Ведь сколько раз читатели отстаивали утрени, обедни и вечерни вместе с героями русской классической и неклассической литературы, сколько литургий описано у Тургенева, Достоевского, Толстого, Чехова – благоговейных, скучных, трогательных, лицемерных, умиленных да мало ли еще каких, но всегда – во храме, переполненном народом или пустынном, все равно. Как же русскому роману, вообще – русской прозе XIX и начала ХХ века обойтись без литургии? Булгаковские персонажи – искренне и горячо верующие – вполне обходятся.
Исступленно, обливаясь слезами, молится о братьях Елена Тальберг, в девичестве Турбина (зеркально обращенная ария Валентина из «Фауста» – «Я за сестру тебя молю», – проходящая через роман), но молится она, конечно, не в храме, а в своей спаленке, у домашней божницы. Алексей Турбин идет к о. Александру, настоятелю церкви Николы Доброго (прототип этого образа, о. Александр Глаголев, профессор Киевской духовной академии, действительно служил в этом храме и был духовником семьи Булгаковых), но идет, заметим хорошенько, не в храм, а в жилище священника, в его крохотную каморку. Вот, казалось бы, случай Алексею Турбину попасть во Владимирский собор – там отпевают порубанных под Киевом офицеров. Но Турбин не только не попадает в храм, даже на паперть его не ступает, наблюдая всю сцену похорон издали, с угла Владимирской улицы и Бибиковского бульвара, поскольку к отпеванию он, по воле автора, опоздал. В той же «Белой гвардии» четко обозначено местонахождение дома Турбиных в тени Андреев-ской церкви, но ни один из Турбиных (равно как и другие персонажи романа) в этот храм не попадают. Так и в «московском» романе «Мастер и Маргарита» – храм Христа Спасителя возносит над городом свои золотые главы, но никто из персонажей не переступает порог храма, словно храм уже разрушен.

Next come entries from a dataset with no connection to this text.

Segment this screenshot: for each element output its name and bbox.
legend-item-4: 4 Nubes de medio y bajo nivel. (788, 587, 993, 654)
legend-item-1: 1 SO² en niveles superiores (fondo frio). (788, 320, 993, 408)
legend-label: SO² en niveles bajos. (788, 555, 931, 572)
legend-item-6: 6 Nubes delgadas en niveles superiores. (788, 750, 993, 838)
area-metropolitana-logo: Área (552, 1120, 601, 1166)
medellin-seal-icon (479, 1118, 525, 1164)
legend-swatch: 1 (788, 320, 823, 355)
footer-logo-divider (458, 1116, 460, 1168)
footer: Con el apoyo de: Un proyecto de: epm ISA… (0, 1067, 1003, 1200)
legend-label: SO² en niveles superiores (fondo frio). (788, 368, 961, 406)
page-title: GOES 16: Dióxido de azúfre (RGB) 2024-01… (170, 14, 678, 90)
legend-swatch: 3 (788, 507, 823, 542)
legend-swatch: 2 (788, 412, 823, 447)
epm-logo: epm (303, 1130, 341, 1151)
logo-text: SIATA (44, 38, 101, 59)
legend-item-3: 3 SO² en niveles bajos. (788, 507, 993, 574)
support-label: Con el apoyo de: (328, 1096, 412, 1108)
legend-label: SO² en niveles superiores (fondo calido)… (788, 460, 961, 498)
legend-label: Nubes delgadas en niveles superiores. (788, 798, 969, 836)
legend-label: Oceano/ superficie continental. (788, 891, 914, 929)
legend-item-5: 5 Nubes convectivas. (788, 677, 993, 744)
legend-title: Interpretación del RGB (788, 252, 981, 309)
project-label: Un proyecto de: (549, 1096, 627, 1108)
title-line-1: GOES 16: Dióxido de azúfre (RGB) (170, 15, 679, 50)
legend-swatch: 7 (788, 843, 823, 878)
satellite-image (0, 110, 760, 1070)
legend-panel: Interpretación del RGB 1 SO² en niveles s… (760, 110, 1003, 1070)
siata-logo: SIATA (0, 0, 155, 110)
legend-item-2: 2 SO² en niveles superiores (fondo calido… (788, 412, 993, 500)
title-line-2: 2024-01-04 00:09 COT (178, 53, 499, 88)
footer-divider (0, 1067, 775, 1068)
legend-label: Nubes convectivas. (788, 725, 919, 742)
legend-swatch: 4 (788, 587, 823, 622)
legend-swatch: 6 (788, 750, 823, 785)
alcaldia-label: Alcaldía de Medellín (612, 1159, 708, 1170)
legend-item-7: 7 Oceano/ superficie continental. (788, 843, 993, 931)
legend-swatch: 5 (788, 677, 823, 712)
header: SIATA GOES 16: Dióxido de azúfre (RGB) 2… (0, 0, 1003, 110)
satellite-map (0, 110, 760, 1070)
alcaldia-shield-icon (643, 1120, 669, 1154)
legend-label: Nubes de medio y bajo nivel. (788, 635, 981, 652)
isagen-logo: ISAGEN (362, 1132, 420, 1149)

Турбины под церковные своды попадают дважды, по горестным поводам в обоих случаях. В первый раз – в самом начале романа – они отпевают маму, «белую королеву». Вся сцена видится с точки зрения самого младшего Турбина – Николки:
«Николкины голубые глаза <…> смотрели растерянно, убито. Изредка он возводил их на иконостас, на тонущий в полумраке свод алтаря, где возносился печальный и загадочный старик бог, моргал, за что такая обида? Несправедливость? Зачем понадобилось отнять мать, когда все съехались, когда наступило облегчение?
Улетающий в черное, потрескавшееся небо бог ответа не давал…»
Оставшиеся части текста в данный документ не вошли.